Be sure to back up your photos so you’ll always have copies

I’m a photojournalist, so I have lots of photos on my computer, more than 170,000. Since large numbers of photos fill up the hard drive of a computer quickly, I have my iMac set up so my Apple Photos program uploads all of my new photos onto an external hard drive.

It’s worked well for several years. However, last week a problem developed.

I wasn’t able to open the Photos program.

After spending several hours with Apple technical assistance, it was determined that half of my external hard drive, where my photos are stored chronologically as they’re uploaded, wasn’t working. It looked like that half of the hard drive might be corrupted.

Several Apple technicians suggested deleting what’s on that part of the hard drive, then trying to restore the workability of it.

I said, “No.”

Why? Because I wasn’t sure that everything I have in the chronologic file is backed up.

Several years ago, I signed up for iCloud, so all the new photos I upload to my computer, all the photos I take on my iPhone, and all the photos I scan from my Epson scanner go into iCloud.

However, I wasn’t sure if all my chronological photos are in iCloud.

In addition, I haven’t used my Time Machine for two to three months. The Time Machine is an Apple feature that automatically makes hourly backups for the past 24 hours, daily backups for the past month, and weekly backups for all previous months. The oldest backups are deleted when the backup disk is full. If I was up to date with the Time Machine, I could just find the files for the photos for the external hard drive and put them on a new external hard drive.

I only have three ports in the back of my computer, and I unhooked the Time Machine to copy some photos onto a thumb drive. I just neglected to hook it up again.

Since the external hard drive is malfunctioning, I couldn’t hook up the Time Machine now because it would make a copy without what’s on the malfunctioning external hard drive.

I went over to Best Buy to see if the people at the Geek Squad could help me. They weren’t able to copy any photos from chronological half of the external hard drive.

In addition, they said they weren’t able to copy any photos from the other half of it, which I call “Named Photos and Movies.” That’s where I store copies of photos I’ve named after using them on my blog or sending them to friends and relatives.

The Geek Squad said I could send the external hard drive to their main service center to see if the photos could be recovered.

I decided I’d take the external hard drive home and copy the photos from the “Named Photos and Movies” half of it. It took the better part of two days.

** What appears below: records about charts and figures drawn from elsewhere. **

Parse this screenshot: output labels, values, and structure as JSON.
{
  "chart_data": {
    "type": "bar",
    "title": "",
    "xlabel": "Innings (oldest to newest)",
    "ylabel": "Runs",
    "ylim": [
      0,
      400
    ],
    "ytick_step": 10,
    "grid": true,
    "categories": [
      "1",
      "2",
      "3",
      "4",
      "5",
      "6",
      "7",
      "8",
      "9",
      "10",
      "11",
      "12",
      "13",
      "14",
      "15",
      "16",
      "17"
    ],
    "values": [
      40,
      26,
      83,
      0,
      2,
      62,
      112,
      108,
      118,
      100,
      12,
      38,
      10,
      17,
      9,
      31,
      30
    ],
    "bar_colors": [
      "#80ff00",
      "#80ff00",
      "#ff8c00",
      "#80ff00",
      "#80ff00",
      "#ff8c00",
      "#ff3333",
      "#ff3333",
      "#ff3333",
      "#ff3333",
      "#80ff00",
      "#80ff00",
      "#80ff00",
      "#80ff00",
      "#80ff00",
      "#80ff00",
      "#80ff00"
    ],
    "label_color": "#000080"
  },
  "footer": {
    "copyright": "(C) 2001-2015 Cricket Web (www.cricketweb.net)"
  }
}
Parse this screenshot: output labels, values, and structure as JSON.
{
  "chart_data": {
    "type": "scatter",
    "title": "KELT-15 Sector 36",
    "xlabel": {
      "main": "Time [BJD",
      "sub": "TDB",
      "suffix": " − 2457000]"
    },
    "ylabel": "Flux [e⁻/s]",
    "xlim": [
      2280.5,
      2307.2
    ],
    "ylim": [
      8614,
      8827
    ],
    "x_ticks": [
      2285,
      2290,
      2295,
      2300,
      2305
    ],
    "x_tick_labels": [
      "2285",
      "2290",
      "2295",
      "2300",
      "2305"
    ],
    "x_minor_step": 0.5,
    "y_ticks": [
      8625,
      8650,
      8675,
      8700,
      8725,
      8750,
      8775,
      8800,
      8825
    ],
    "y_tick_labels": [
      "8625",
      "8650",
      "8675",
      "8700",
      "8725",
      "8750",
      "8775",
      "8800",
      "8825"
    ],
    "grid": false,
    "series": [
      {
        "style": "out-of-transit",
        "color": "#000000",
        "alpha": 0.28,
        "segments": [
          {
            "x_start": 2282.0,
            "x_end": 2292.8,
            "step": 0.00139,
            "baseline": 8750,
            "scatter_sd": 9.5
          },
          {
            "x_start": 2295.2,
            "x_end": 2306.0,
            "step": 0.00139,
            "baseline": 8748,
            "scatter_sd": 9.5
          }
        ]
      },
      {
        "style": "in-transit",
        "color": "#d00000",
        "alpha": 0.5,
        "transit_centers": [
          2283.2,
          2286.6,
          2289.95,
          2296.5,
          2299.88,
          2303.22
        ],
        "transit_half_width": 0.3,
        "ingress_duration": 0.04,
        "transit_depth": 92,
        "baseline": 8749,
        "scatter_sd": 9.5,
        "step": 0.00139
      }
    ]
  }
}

I plugged the external hard drive that has my Time Machine on it, but it wouldn’t mount, which means it wouldn’t connect to the computer. I wonder if it ever worked or whether it just got corrupted. Strange that both of the external hard drives that I bought several years ago at Costco failed at the same time. I’ll be asking Costco about that.

I took the external hard drive back with my chronological photo files back to the Geek Squad and they sent it to their main service center to see if the photos can be retrieved.

So, the moral to this story is make sure your photos are backed up. I’ve written articles about why it’s important. I’ve even suggested that you print out your most important photos annually.

I follow my recommendations, but I didn’t make sure that the methods were being executed correctly. Lesson learned.

I’ve looked at new external hard drives at Best Buy that are solid state. They don’t have a spinning disk like the Seagate external hard drives I purchased from Costco several years ago. The solid-state external drives are faster and less prone to corruption because they don’t have any moving parts.

I’ll need a new external hard drive whether or not the Geek Squad is able to recover my corrupted files.